People Naturally Form a Perception of You – Their Perception of Your Brand

People form impressions of other people.  It’s impossible not to.  So, people form impressions of you.  Those impressions are your brand for those people.  Some people will know you well and some will not, but impressions will naturally form your brand.

You Have a Brand.  Are You in Charge of it?

If you do not build your brand, others will build it for you.  And in today’s world the web will build it for you through social media.  Today your brand can be heavily influenced by social media, but it’s not just about social media.  It’s more about your face to face interactions, your behaviors in general, your attitude, your appearance, who you hang out with, what you accomplish or don’t accomplish, etc.

Your Brand
Open Worksheet

How Many Brands Do I Have?

Different people will see you differently – at different points in time.  Therefore, you will have a different brand for different people.  There may be a lot of similarities, but there will be some differences.  For example, your parents will see you differently in some ways than your peers.

Ten Examples

There are a surprising number of people who will have a perception of you – your brand.  Here are 10 examples.  You can probably come up with even more.

  1. Parents
  2. Peers
  3. Girl/Boyfriend
  4. Coaches
  5. Mentors
  6. Co-workers
  7. Teammates
  8. Employers
  9. Neighbors
  10. College admissions officers

This list is not intended to be intimidating.  It’s just interesting how many different types of people will have an impression of you.  We don’t just have one personal brand.

WARNING! 

This is not about trying to fool people or be someone you are not in order to please others or fit in.  That just doesn’t work very well.  In most cases, you can’t fool very many people very much for very long.  Your personal brand is about being yourself.

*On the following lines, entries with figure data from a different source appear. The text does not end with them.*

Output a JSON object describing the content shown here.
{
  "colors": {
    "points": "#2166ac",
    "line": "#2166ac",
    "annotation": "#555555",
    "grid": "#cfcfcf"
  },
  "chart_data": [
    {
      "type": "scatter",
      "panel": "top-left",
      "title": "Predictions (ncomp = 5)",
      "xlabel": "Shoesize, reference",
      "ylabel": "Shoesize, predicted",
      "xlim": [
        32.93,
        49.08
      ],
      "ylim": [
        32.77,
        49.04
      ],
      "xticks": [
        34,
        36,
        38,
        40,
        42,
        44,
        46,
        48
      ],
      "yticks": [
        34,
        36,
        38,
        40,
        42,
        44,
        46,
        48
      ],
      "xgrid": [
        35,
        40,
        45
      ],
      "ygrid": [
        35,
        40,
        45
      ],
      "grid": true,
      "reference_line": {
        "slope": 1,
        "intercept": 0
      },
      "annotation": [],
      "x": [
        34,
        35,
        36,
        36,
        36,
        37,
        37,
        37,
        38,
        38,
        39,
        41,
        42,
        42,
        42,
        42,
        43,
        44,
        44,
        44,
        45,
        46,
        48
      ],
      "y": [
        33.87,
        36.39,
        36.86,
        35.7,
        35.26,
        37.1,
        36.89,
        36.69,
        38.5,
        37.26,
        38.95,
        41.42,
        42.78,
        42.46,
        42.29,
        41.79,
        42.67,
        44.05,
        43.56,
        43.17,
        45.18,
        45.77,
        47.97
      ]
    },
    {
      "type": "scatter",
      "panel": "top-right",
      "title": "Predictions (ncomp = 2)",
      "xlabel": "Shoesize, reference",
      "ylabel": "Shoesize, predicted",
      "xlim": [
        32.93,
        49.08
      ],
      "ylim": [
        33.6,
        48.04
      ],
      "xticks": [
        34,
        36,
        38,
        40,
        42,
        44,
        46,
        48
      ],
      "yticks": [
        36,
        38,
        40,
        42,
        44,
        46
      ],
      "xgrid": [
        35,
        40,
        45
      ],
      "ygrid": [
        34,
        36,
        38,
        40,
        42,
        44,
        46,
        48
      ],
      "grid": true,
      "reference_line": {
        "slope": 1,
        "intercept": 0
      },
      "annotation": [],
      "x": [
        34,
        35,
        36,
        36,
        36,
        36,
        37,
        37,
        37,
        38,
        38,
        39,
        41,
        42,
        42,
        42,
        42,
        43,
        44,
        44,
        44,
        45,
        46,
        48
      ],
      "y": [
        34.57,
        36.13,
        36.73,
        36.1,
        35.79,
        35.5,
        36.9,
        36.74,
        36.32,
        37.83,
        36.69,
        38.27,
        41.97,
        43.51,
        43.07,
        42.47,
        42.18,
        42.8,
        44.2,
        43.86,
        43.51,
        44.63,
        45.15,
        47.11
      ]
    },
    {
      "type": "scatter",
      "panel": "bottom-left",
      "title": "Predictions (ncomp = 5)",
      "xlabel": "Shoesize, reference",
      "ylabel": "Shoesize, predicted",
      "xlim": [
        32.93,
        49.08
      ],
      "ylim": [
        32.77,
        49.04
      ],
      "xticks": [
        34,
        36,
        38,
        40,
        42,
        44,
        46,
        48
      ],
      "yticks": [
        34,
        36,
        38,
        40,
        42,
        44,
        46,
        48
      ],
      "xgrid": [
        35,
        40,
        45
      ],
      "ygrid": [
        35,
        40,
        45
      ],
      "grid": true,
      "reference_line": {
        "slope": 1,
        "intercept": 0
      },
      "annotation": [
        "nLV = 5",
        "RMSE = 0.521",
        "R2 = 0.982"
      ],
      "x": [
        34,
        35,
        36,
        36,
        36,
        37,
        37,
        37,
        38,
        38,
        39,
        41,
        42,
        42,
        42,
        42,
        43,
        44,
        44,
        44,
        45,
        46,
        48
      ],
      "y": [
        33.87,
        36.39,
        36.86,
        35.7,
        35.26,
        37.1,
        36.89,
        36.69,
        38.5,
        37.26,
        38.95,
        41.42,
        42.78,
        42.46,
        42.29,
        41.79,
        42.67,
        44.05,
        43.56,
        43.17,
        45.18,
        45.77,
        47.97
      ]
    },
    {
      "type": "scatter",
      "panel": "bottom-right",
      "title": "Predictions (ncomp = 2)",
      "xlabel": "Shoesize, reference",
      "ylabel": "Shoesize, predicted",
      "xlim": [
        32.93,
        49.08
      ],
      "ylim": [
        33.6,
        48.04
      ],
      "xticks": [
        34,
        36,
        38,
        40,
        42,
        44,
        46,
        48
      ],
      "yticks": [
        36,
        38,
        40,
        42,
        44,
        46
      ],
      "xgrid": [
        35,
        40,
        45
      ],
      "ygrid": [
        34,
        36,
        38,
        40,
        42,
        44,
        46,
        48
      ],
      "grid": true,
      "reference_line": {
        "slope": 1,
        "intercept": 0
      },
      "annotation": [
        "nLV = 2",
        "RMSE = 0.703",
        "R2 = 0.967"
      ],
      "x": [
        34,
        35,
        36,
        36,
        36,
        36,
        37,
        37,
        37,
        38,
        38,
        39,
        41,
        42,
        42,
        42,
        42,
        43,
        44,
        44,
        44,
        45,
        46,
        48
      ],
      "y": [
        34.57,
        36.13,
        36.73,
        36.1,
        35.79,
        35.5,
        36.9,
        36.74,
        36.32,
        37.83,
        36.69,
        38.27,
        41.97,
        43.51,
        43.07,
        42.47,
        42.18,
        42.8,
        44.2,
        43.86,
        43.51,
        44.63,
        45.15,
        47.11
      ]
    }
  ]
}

Four Keys to Developing Your Brand

In general, there are four guidelines that can guide you in developing your personal brand.   

  1. Pay attention and ask the right questions. There are a bunch of possible questions in this section.  The questions opens up the possibilities on the path to discovering and creating your brand.
  2. Commit to actions that will develop or demonstrate your brand. As you answer the questions some natural actions will suggest themselves.  The key here is to be intentional in your actions – know what you want to do and then do it.
  3. Persevere and “hold the course” through all the challenges and confusions and uncertainty. This takes time and there will be ups and downs along the way, so the key is to keep going and keep learning and keep evolving.
  4. Talk with people you trust about #1-3 – this is really important. All your peers are faced with the challenge to develop an identity as a young man or young woman.  Those that are facing that challenge directly (not all will) can be good sounding boards for you (and you for them).

Do you want to know who you are? Don’t ask, act. Action will delineate and define you.